More than just a few decades had passed and they still looked as young as they were on that night many years ago until the night Sehun stopped touching Luhan, stopped saying his name, stopped staring at him.
But when the next night came and Sehun wanted to give him one last glance, his hair had grown to his feet, silver from the tips to the roots, and his golden heart dulled until it didn’t exist anymore.
(This wasn’t supposed to happen, but it’s bound to happen again.)
x.
“Oh Sehun,” he tries to tell Jongin as white begins shooting through his vision. The pain rips through him as he tries to stand and falls on his knees again, but he manages to stand, hunched over.
Sehun can only imagine, for the last time, what it’s like to sleep for such a long time.
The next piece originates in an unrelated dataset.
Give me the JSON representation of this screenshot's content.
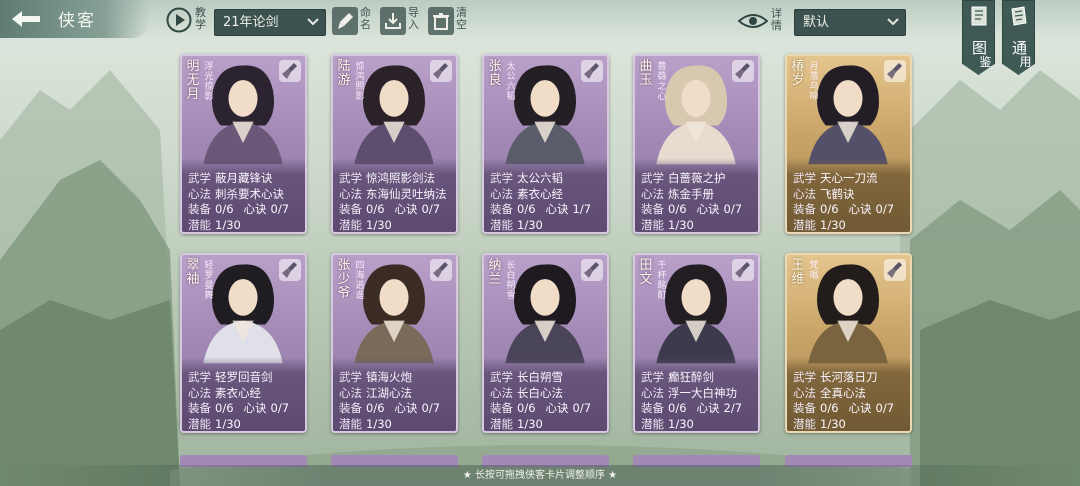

As he watches Jongin’s shallow breaths, he wonders how many worlds Jongin has visited during the amount of time Sehun has taken this world from him.
He continues hovering over Jongin and sees his fingers curl, eyelids closed, but moving, and knows that it’s almost his time. But Sehun doesn’t want to go. Not yet, not when he hasn’t yet seen Jongin play, not yet when he hasn’t even touched him, heard him talk, looked him in the eyes, no, it’s too soon.
Sehun doesn’t know if the pain he feels is from the blade stuck in the middle of his chest or the emptiness he feels from what he won’t be able to achieve or see or be a part of. Sehun wants to cry, he thinks he’s crying, he is crying; his vision is clouded and he feels the droplets falling from his eyes to Jongin’s face, but Jongin’s face is dry.
Sehun once dreamed that he would be able to look at Jongin’s eyes and smile, but he only sees a pool of brown through his tears before everything turns black.
xi.
“Where am I?”
a/n: phew finally done with this—hope you liked it~ it was inspired by the Greek myth of Endymion in which the moon, whom they call Selene, falls in love with Endymion (he has different roles depending on the poet). Endymion becomes immortal, but he sleeps forever under the gentle touches of the moon. Taeyeon's OST for Mr. Go, "Bye," helped out with writing this as well. And thanks to baeksicles who stayed with me for hours as I endlessly complained about my writing and formatting /shot.